Un cono d’ombra che non interessa solamente la compagine della sindaca Appendino, ma che anzi risucchia (come farebbe un buco nero) la galassia della sinistra non interessata all’alleanza con i Dem. I sondaggi, spietati con queste forze politiche, hanno dimostrato con tutta la loro freddezza come sia difficile costruire proposte per il Comune incentrate sui temi sociali e non solo sul Tav. Complessità dovuta anche alle pagine dei quotidiani sempre generose nel fornire i dettagli dell’agenda politica dei candidati espressi dalle forze partitiche maggioritarie (Lega e Pd), riservando viceversa poche occasionali righe a tutti gli altri.

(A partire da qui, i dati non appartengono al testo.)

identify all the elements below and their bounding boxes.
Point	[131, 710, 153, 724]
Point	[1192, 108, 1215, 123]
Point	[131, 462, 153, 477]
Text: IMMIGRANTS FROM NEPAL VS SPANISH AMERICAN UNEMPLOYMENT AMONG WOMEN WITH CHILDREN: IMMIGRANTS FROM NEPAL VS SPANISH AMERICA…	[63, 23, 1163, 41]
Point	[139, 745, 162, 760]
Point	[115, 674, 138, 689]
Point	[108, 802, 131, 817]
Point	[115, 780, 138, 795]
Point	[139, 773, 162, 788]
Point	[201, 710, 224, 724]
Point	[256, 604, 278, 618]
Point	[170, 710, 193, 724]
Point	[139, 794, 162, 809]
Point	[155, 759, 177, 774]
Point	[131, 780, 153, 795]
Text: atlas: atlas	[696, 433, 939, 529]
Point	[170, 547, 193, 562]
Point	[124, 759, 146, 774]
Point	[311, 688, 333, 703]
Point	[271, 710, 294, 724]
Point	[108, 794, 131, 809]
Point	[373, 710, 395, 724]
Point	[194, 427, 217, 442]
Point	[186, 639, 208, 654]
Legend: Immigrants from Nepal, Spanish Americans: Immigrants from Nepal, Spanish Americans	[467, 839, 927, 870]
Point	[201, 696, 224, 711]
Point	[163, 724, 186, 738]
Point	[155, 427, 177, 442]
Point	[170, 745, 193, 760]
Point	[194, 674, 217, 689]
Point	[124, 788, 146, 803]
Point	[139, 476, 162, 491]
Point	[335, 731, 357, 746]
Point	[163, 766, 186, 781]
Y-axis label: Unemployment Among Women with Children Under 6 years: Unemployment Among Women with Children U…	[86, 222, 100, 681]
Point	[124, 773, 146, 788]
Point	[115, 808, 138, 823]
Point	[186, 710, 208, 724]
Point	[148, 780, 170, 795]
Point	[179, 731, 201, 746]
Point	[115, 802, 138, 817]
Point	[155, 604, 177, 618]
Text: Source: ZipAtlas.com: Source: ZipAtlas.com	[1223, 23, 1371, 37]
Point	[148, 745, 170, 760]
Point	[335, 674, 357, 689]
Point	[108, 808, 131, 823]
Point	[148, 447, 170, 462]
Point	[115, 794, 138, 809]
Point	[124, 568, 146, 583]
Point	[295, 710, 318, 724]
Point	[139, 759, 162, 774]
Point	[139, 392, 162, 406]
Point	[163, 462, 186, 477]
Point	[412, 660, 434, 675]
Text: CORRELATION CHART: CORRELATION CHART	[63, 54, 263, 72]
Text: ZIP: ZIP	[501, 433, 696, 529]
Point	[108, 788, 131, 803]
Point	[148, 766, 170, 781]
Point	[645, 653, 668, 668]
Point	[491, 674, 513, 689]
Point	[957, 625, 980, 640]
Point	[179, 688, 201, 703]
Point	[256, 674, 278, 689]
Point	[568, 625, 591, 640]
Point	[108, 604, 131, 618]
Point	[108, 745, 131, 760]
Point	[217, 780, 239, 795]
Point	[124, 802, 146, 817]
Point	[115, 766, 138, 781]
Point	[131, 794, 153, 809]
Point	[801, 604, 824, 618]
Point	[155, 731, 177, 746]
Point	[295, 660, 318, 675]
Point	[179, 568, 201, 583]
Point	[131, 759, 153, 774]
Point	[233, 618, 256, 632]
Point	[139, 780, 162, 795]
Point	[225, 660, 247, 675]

Gli esclusi dal circuito mediatico possono puntare esclusivamente su atti eclatanti per avere una minima attenzione giornalistica, sino a inventare dichiarazioni spettacolari che non offrono però una ribalta utile a programmi e proposte per il governo cittadino. Una situazione nei fatti poco garantista, per nulla democratica nonché lontana dal fornire pari opportunità a chiunque, nell’ambito del riconoscimento dei valori costituzionali, si proponga a essere eletto in Sala Rossa.

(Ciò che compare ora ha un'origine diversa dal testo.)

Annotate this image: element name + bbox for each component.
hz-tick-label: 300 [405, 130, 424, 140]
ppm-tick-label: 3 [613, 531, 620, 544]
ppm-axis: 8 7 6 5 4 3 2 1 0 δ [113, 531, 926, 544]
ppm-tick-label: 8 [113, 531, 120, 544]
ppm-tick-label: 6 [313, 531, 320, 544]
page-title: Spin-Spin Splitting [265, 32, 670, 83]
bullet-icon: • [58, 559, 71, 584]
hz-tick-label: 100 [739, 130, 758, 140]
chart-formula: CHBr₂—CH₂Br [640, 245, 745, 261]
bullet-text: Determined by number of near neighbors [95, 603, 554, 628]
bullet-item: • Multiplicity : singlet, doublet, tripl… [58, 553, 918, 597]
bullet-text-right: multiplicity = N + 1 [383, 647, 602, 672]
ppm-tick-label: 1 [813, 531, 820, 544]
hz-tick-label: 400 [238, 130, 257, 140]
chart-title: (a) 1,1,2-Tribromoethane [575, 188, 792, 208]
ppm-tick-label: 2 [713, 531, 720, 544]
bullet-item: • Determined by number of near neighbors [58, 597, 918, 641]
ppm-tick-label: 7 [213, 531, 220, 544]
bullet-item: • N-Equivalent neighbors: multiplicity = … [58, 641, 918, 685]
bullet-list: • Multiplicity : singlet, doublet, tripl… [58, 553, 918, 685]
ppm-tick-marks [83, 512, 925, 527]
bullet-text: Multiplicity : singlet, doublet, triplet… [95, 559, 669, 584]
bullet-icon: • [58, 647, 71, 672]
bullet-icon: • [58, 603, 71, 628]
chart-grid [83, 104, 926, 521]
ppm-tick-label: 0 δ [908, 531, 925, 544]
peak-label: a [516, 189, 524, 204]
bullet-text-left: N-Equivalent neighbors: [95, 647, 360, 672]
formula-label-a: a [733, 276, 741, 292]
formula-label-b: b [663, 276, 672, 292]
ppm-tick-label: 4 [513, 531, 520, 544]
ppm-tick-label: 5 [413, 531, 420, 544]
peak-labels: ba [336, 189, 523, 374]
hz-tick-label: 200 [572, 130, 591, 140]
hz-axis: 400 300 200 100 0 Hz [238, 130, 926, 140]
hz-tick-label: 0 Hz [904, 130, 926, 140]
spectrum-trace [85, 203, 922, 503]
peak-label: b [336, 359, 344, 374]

A 100 giorni dal voto il gioco appare a un passo dalla conclusione. La palma della vittoria è già stata assegnata virtualmente all’industriale delle acque in bottiglia, da poco sostenuto pure dal proprietario del marchio Lauretana. Imprenditori che imbottigliano un bene comune e che forse da ottobre diventeranno i maggiori azionisti dell’acqua del sindaco, ossia della Smat (già intenta a “privatizzare” le forniture nei condomini dal terzo piano in su). A Torino si rischia infatti di cadere in un macroscopico conflitto di interessi.

Sembra che gli elettori non abbiano imparato nulla dal periodo epidemico in corso, tanto meno la necessità di un pubblico che garantisca e gestisca la salute, e continuano imperterriti a voler premiare chi nel nome del libero mercato svuota i loro portafogli senza porsi troppi scrupoli.

Il Partito democratico, affossando qualsiasi intesa sia con i 5 Stelle che con la sinistra, dimostra di non essere assolutamente preoccupato dalla probabile privatizzazione che si paventa all’orizzonte, anzi forse per i dirigenti della corrente neoliberista una tale ipotesi sarebbe addirittura auspicabile.

La vittoria di Damilano è gradita anche al di fuori della cerchia conservatrice e nazionalista: tra imprenditori ci si intende sempre, al di là delle appartenenze partitiche e degli schieramenti.